The art of collecting
By James Stourton
James Stourton is Chairman of Sotheby’s UK, the author of Great Smaller Museums of Europe and a history of art collecting since 1945 Great Collectors of Our Time, to be published in October 2007.
Every time the art market explodes with inflationary vigour – and it is surely doing so under our eyes today – somebody raises the spectre of colleting and investment. Is art a good investment, are collectors really investors, and what should people be looking to buy? I will attempt briefly to answer these questions with the benefit of some experience of watching the art market and the way that collectors operate.
"Art makes money in the long term but is a poor short-term investment."
The first question about any sort of investment concerns measurement and this is exceptionally difficult in the art market. While everybody can see a Picasso making more money at auction than it did 10 years ago, we can only guess at the insurance, storage, conservation costs, and the dealer’s mark up. Investment funds directed towards art tend not to reveal their figures and we must return to the 1970s to examine the only perfectly formed – in the scientific sense – art fund. It was the British Rail Pension Fund, brought into existence to protect the railwaymen’s money against a backdrop of 17% inflation. That fund had, as far as I know, three features which were individually unusual but together unique. First, they had access to unlimited funds – which meant they could form important groups of art in seven or eight categories and buy only the best. Most funds are restricted in their range, where the pensioners were not. Secondly, they had access to the expertise of the entire art market, though principally advised by Sotheby’s. The Fund Manager was a fiercely independent lady who could spot from a long distance an auctioneer or dealer pedalling an old dog: there are always dangers when an adviser has an interest in what is being sold.

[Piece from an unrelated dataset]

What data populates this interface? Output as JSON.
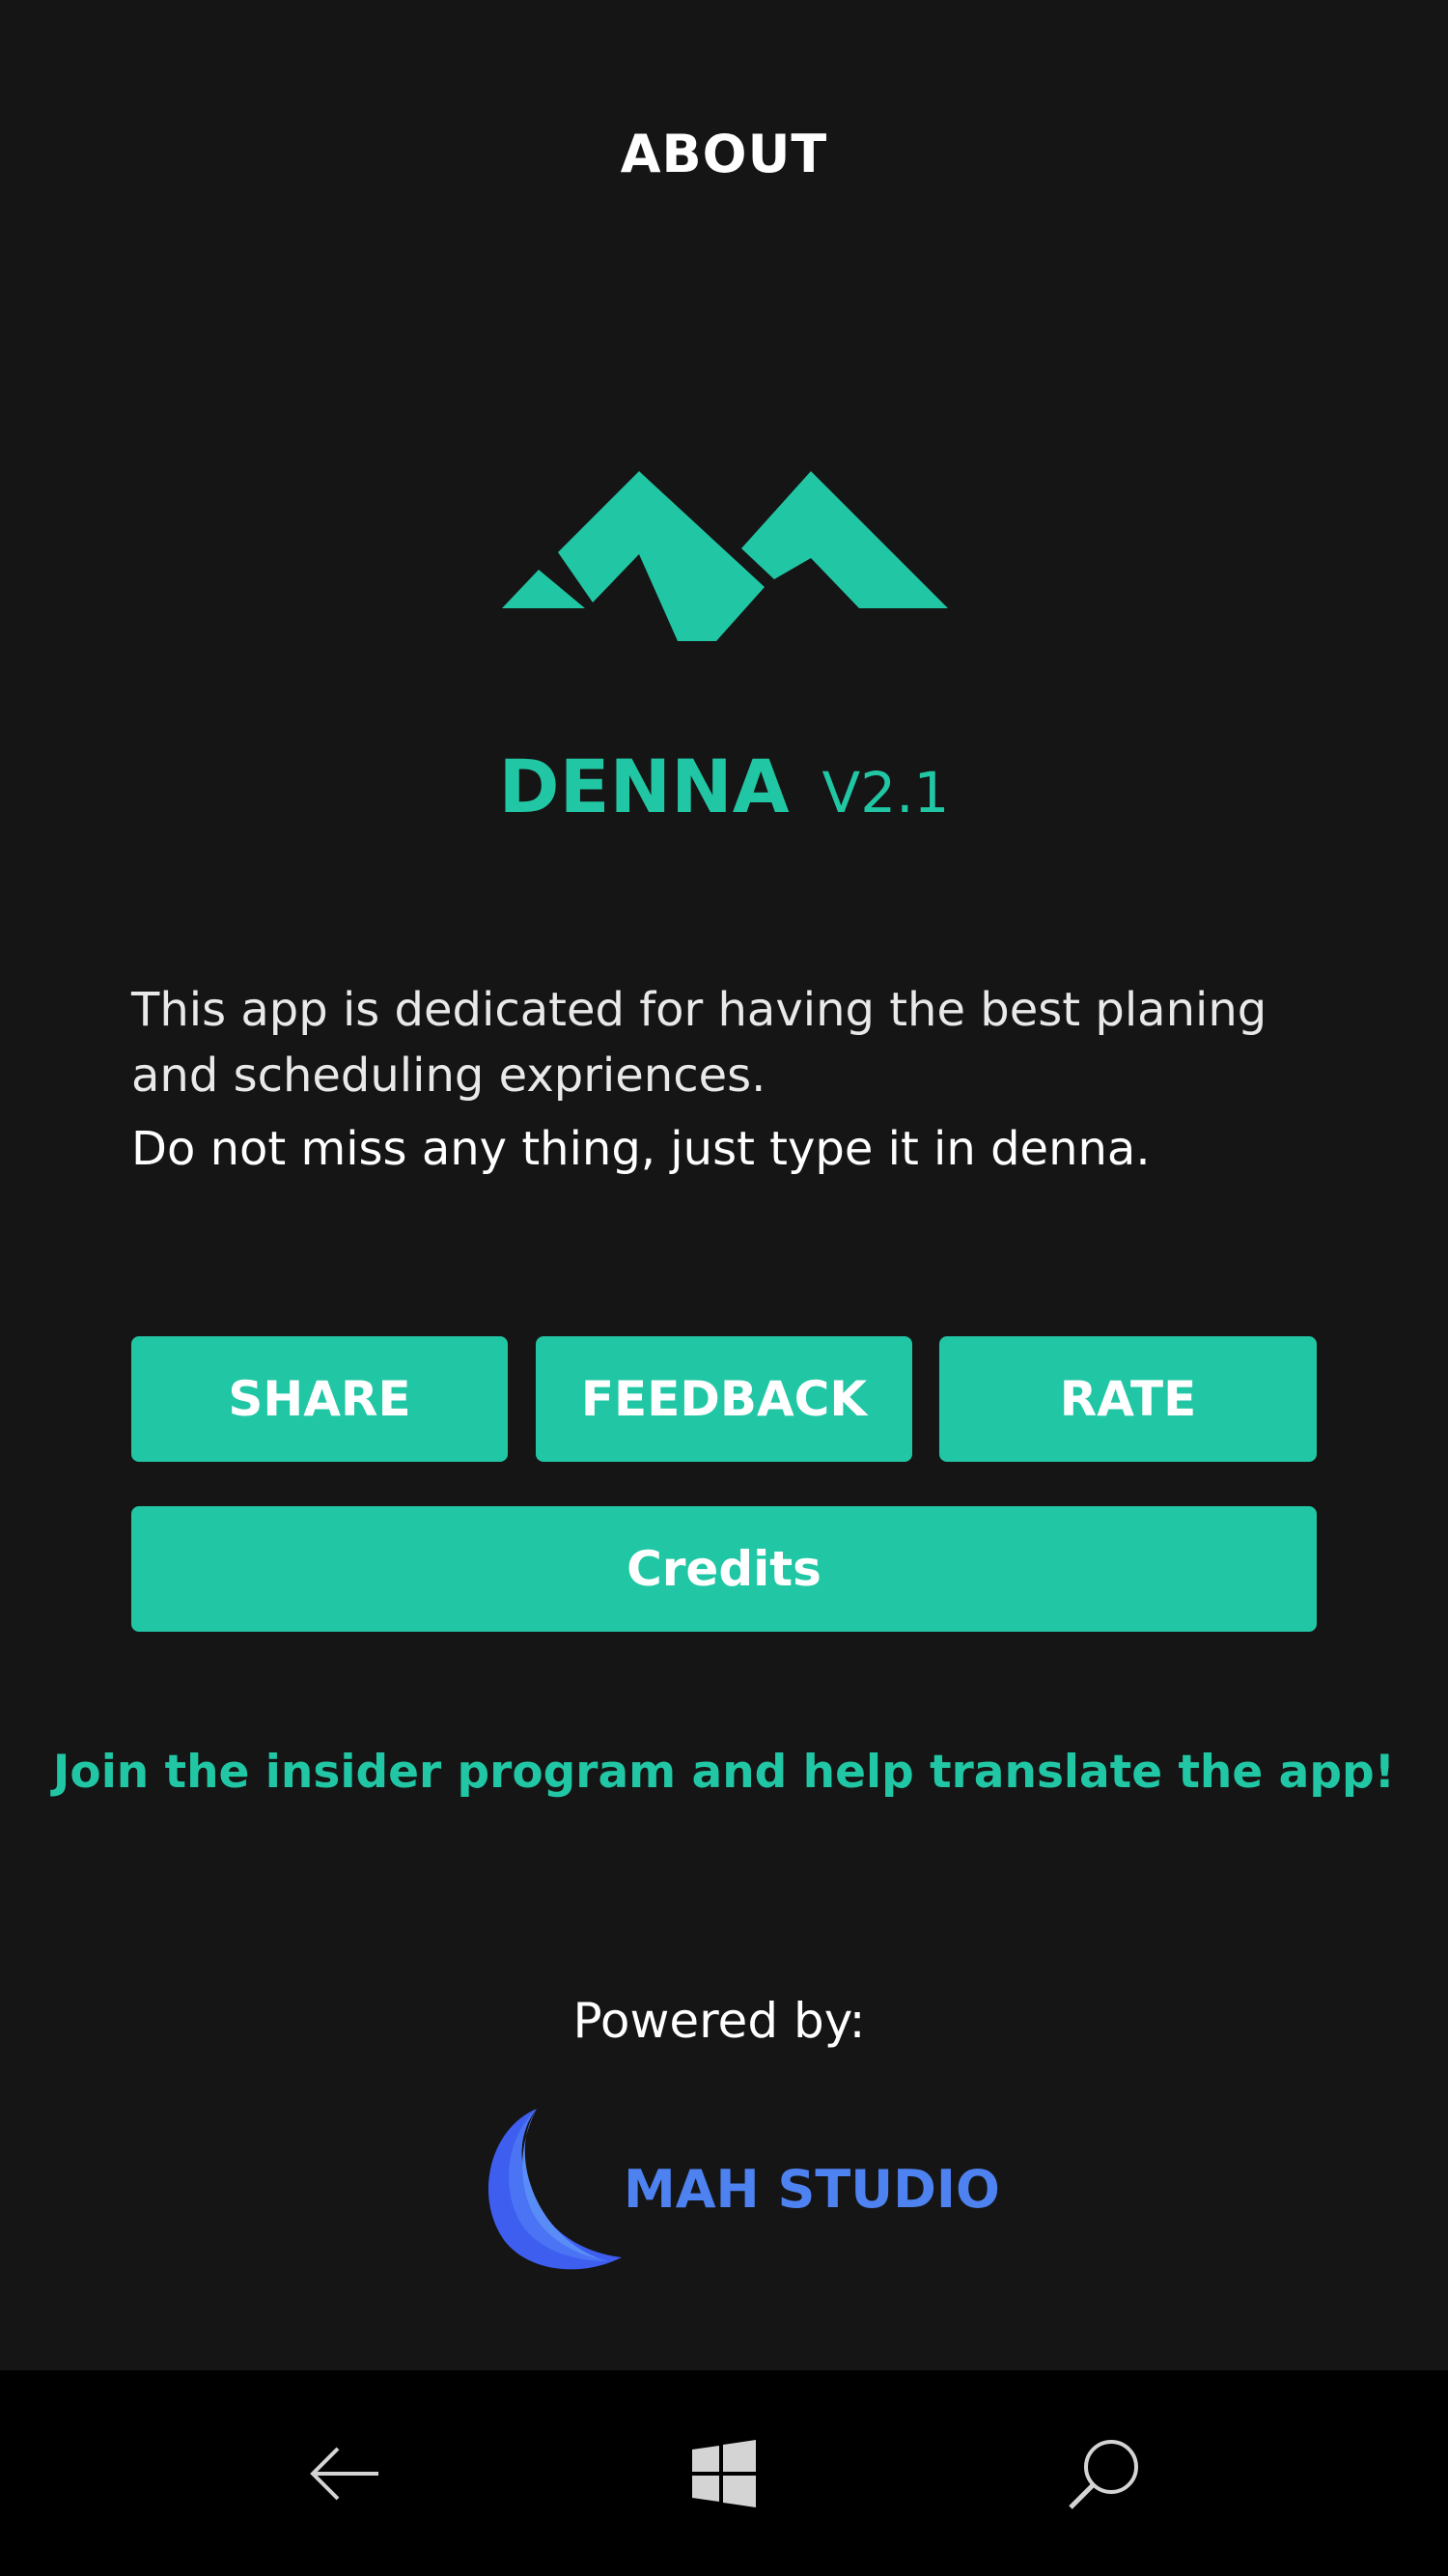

Thirdly, and perhaps most important, the British Rail Pension Fund has unlimited time. Nothing was sold for a generation which was defined as 20 years. The Fund was a qualified success and, at the very least, the results equalled conventional investments. However it always attracted adverse criticism. Although the art works were lent to museums for the duration of the Fund’s tenure, it left a sour note in the minds of many. The conclusion that many have drawn – and I would not disagree – is that art makes money in the long term but is a poor short term investment. I am not in favour of art funds but I am very much in favour of collecting. That is the process by which we fall in love with an individual work of art, or a period or genre, and we use our hearts and minds to create something that, if we are good at it, will have a homogenous quality and may even reveal something about the subject.
"The history of collecting and the history of the art market are not quite the same thing. A collector is buying a generation ahead of the market."
Great collecting extends our vision and can change our perceptions. A visit to Kettle’s Yard at Cambridge – the least demonstrative collection I know – is a case in point. Jim Ede, its founder, had no money and bought drawings from his friends, which he set against white walls with simple furniture using stones, pebbles and twigs. Light was, and remains, all important, and in these austere surroundings the art takes on a talismanic quality. Ede put this together in the 1950’s when contemporary art was still unfashionable. Today it is fashionable to the point of eclipsing the art of earlier periods. Each year I talk to the new students of the Sotheby’s Institute and I ask them about their ambitions and tastes. Some would like to become dealers, some would prefer to be critics, but all want to collect – and on average 90% give contemporary art as their preference. Admirable as this ambition might be, they cannot all collect contemporary art, however hard the studios work: it is too expensive and much of it will be unsuitable for domestic consumption and belongs in the kunsthalles of the very rich. When I talked to the students at Sotheby’s last year, a sale of medieval sculpture was on view and I was struck by a beautiful, mournful face of Christ by a 15th century Hispanic woodcarver with an estimate of £3,000 – £4,000. This was by any standards a beautiful work of art, affordable and available. Alas such is the magnetic pull of modernism that few of the students could be drawn into seeing that to collect such art makes sense.
I have just completed survey of collecting since 1945 (to be published in the Autumn) and examined the lives and activities of 200 of the most interesting collectors of the period. What the survey overwhelmingly reveals is that great collectors, and I believe this is true of any period, find unfashionable areas to collect. They buy works of art that are relatively affordable. Even a billionaire like Paul Mellon, after a false start collecting Impressionists at the top of the market, was soon to alter his course and find his feet as a collector in the under-valued byways of English provincial art. My book reveals that the history of collecting and the history of the art market are not quite the same thing. A collector is buying a generation ahead of the market. The history of the art market is written when collectors sell rather than when they buy. Natural collectors have no difficulty in finding a good subject. My advice would be simple: make sure whatever you choose it is available in sufficient abundance on the market and that you can afford to buy the best: if not paintings then drawings, if not drawings then prints, or ceramics, or modern design, or medieval sculpture or wood engravings. Learn the subject, live it, collect, and to paraphrase Eric Gill “look after beauty and truth and the investment will look after itself”.